If anyone else is awake and wants to pick up the baton...

- CPU limits are just using an arbitrary amount of wasmtime "fuel". Would be worth looking into epoch interrupts instead.

- Memory limits aren't implemented. Seems like wasmtime-py doesn't expose bindings to anything with a wasmtime::ResourceLimiter trait.

- All i/o is going through tempfiles instead of dealing with proper interfaces.

Why do this on the client? Why not pass it to the server and run it on Python there?
That's what I'm talking about: I want to run Python code on my server, but since it's from an untrusted source I want to make sure that it's in a sandbox with strict limits on what it can do, how much CPU it can use and how much RAM it has available to it - so malicious code can't be used to crash my server or steal data it shouldn't have access to.
How do you think WASM will solve this where everything else has failed?
Because WASM supports capability based security and thus never trusts code to do the right thing. Unlike every single one of it's predecessors.
WASM does not support capability based security that is something of an extension to the WASI proposal.

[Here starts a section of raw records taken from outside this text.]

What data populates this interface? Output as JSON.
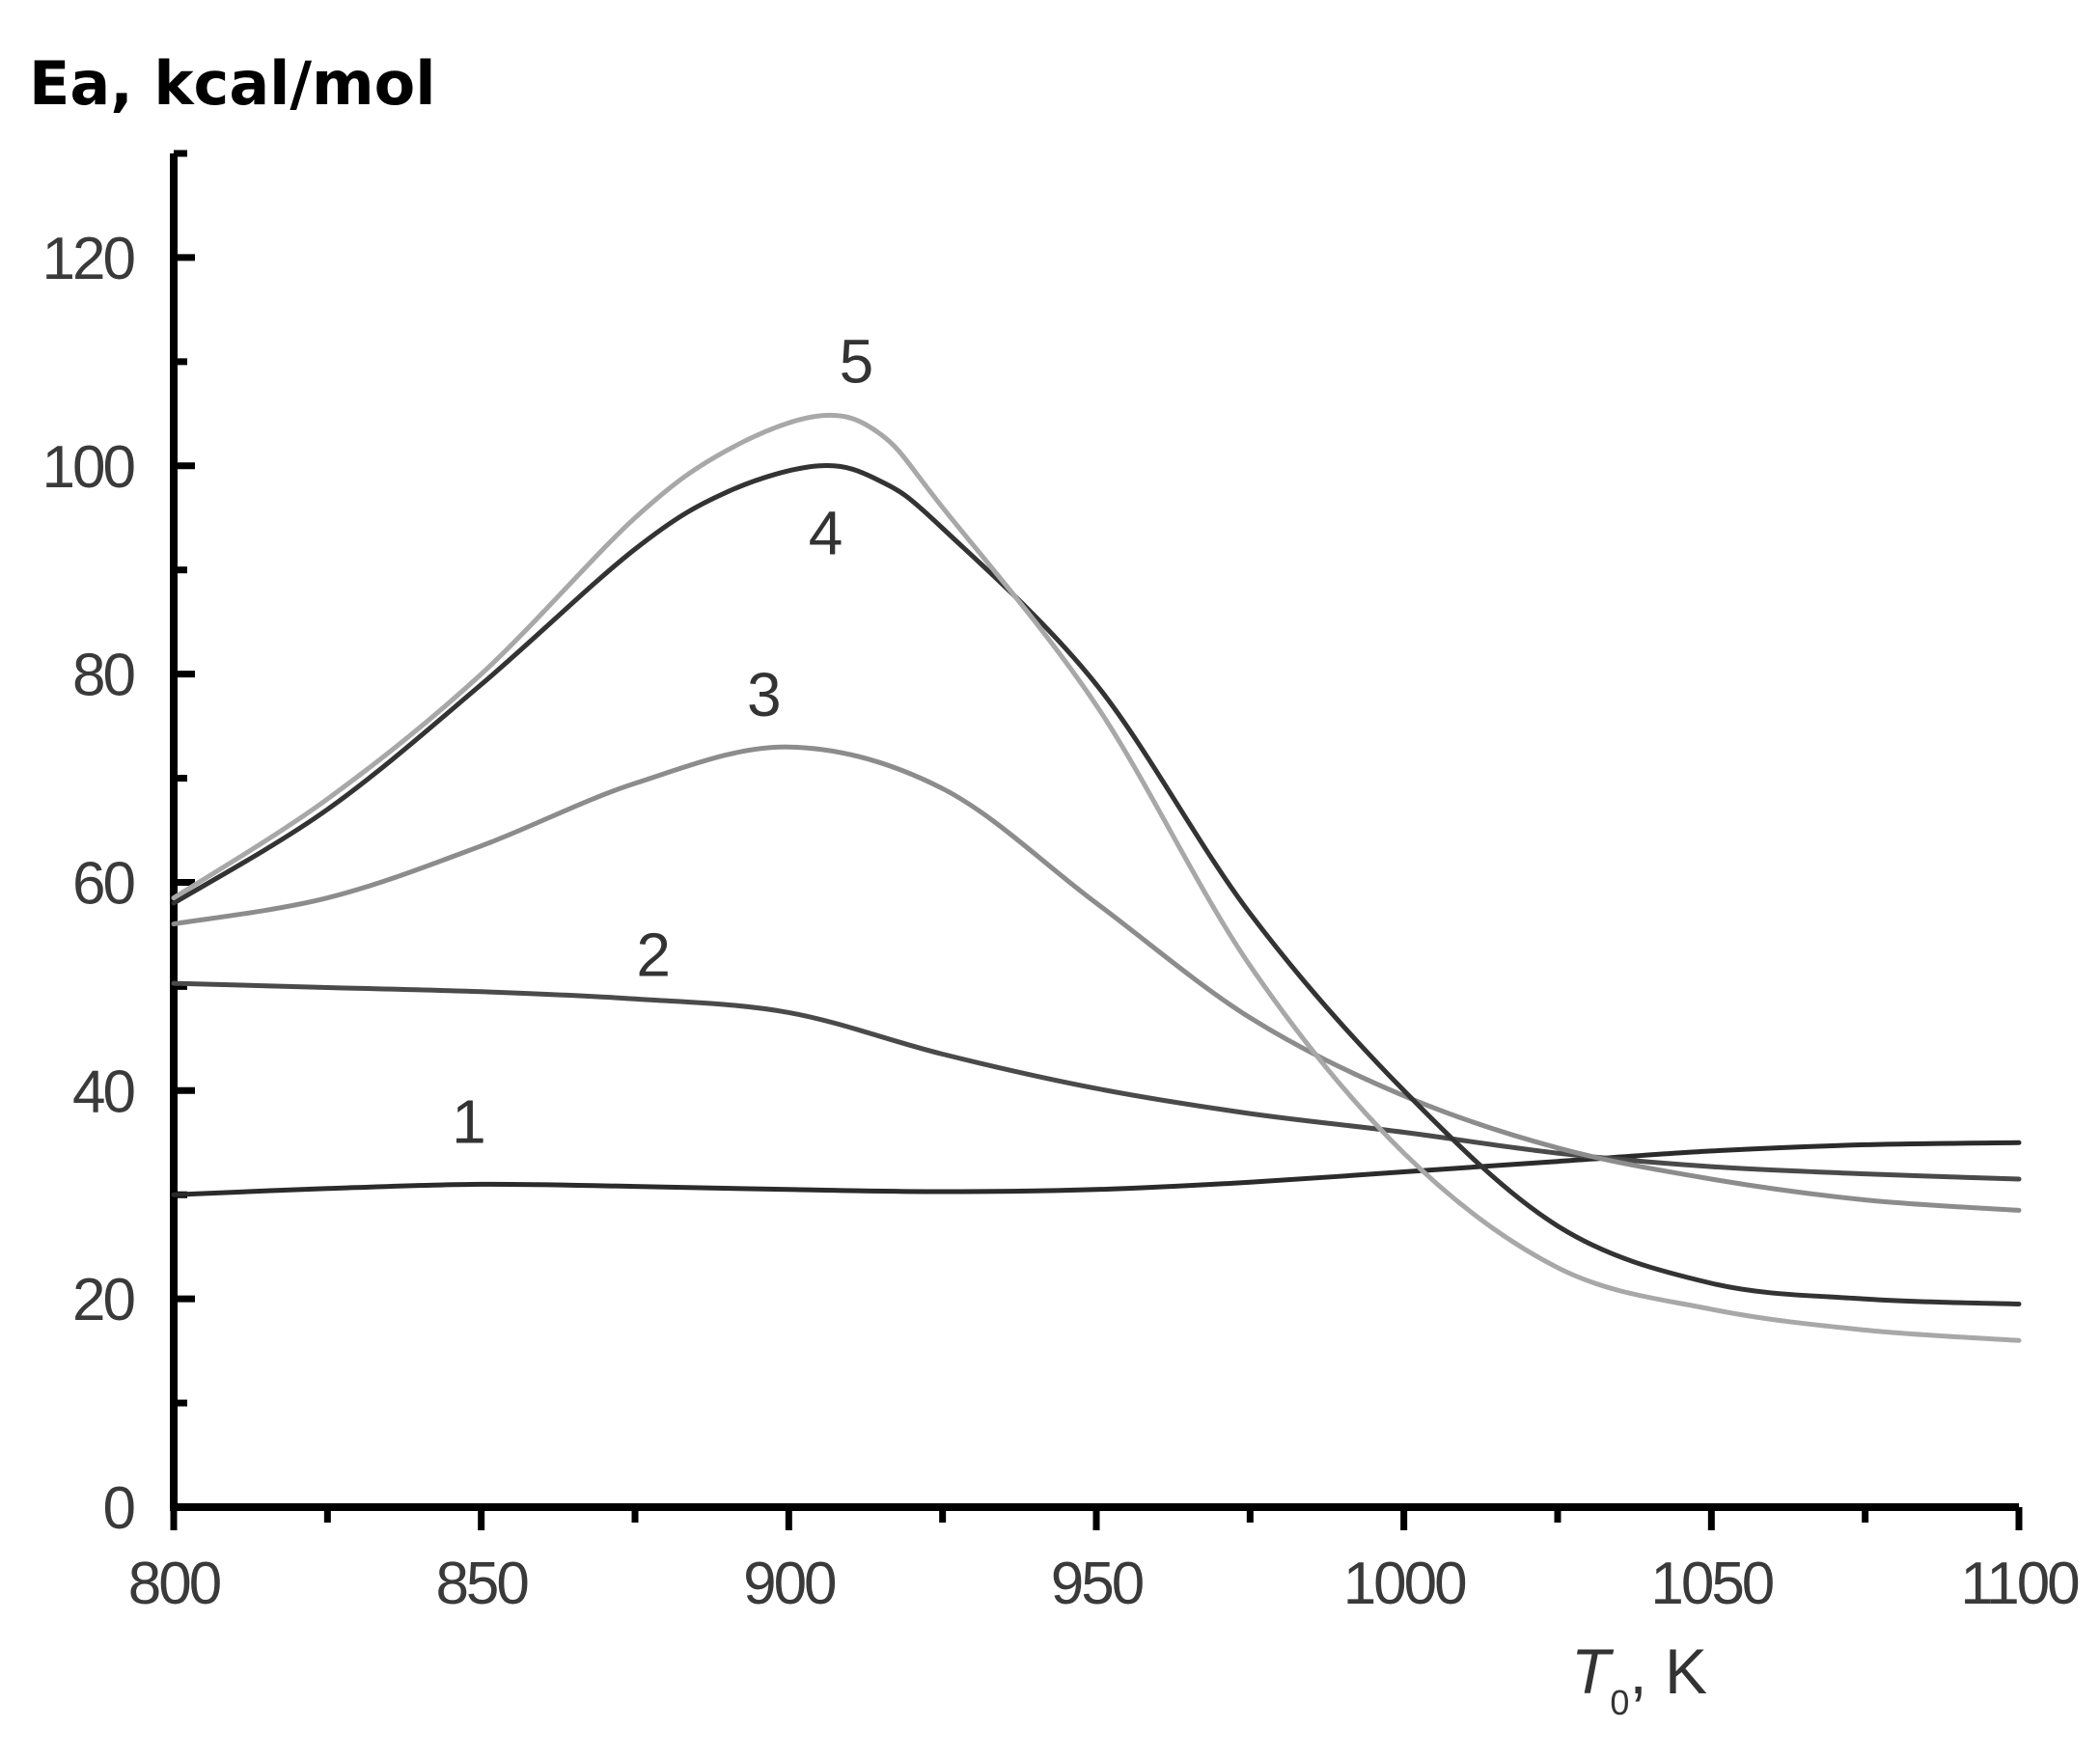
{
  "chart_data": {
    "type": "line",
    "title": "",
    "ylabel": "Ea, kcal/mol",
    "xlabel": {
      "symbol": "T",
      "subscript": "0",
      "unit": ", K"
    },
    "xlim": [
      800,
      1100
    ],
    "ylim": [
      0,
      130
    ],
    "x_ticks": [
      800,
      850,
      900,
      950,
      1000,
      1050,
      1100
    ],
    "y_ticks": [
      0,
      20,
      40,
      60,
      80,
      100,
      120
    ],
    "x_minor_step": 25,
    "y_minor_step": 10,
    "grid": false,
    "series": [
      {
        "name": "1",
        "color": "#2b2b2b",
        "label_at": [
          848,
          35
        ],
        "x": [
          800,
          825,
          850,
          875,
          900,
          925,
          950,
          975,
          1000,
          1025,
          1050,
          1075,
          1100
        ],
        "y": [
          30,
          30.6,
          31,
          30.8,
          30.5,
          30.3,
          30.5,
          31.2,
          32.2,
          33.2,
          34.2,
          34.8,
          35
        ]
      },
      {
        "name": "2",
        "color": "#4a4a4a",
        "label_at": [
          878,
          51
        ],
        "x": [
          800,
          825,
          850,
          875,
          900,
          925,
          950,
          975,
          1000,
          1025,
          1050,
          1075,
          1100
        ],
        "y": [
          50.3,
          49.9,
          49.5,
          48.8,
          47.5,
          43.5,
          40.2,
          37.8,
          36,
          34,
          32.7,
          32,
          31.5
        ]
      },
      {
        "name": "3",
        "color": "#8c8c8c",
        "label_at": [
          896,
          76
        ],
        "x": [
          800,
          825,
          850,
          875,
          900,
          925,
          950,
          975,
          1000,
          1025,
          1050,
          1075,
          1100
        ],
        "y": [
          56,
          58.5,
          63.5,
          69.5,
          73,
          69,
          58,
          47,
          39.5,
          34.5,
          31.5,
          29.5,
          28.5
        ]
      },
      {
        "name": "4",
        "color": "#333333",
        "label_at": [
          906,
          91.5
        ],
        "x": [
          800,
          825,
          850,
          875,
          890,
          905,
          915,
          925,
          950,
          975,
          1000,
          1025,
          1050,
          1075,
          1100
        ],
        "y": [
          58,
          67,
          79,
          92,
          97.5,
          100,
          98.5,
          94,
          79,
          57,
          40,
          27,
          21.5,
          20,
          19.5
        ]
      },
      {
        "name": "5",
        "color": "#a8a8a8",
        "label_at": [
          911,
          108
        ],
        "x": [
          800,
          825,
          850,
          875,
          890,
          905,
          915,
          925,
          950,
          975,
          1000,
          1025,
          1050,
          1075,
          1100
        ],
        "y": [
          58.5,
          68,
          80,
          95,
          101.5,
          104.8,
          103,
          96,
          77,
          52,
          34,
          23,
          19,
          17,
          16
        ]
      }
    ]
  }
}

And even then the security stuff is based on previously existing work in the cloud space. Which has existed for some time but is not widespread.

Java? .NET?
Depending on what your inputs and outputs look like, perhaps you can spawn the Python interpreter in a subprocess that's sandboxed with seccomp and/or setrlimit?
I have not been able to figure out how to do that in the past. I think a solution using those would be restricted to Linux, and I want something that also works on macOS and maybe even Windows too.
Run it in a docker container?
This would be great. And with an exposeable API for safety a memory safe API that could be exposed to wasm applications. And rate limited.
https://nsjail.dev is a common tool for sandboxing
What kind of Python types do you envision needing to pass across the native/wasm boundary?
Have you tried to do it with pyodide? What issues did you hit using that?
Pyodide isn't currently supported outside of browsers, though that might change: https://github.com/pyodide/pyodide/issues/869

Either way, I couldn't figure out how to do the above sequence of steps with any of the available Python WASM runtimes - they're all very under-documented at the moment, sadly. I tried all three of these:

- https://github.com/wasmerio/wasmer-python

- https://github.com/bytecodealliance/wasmtime-py

- https://github.com/wasm3/pywasm3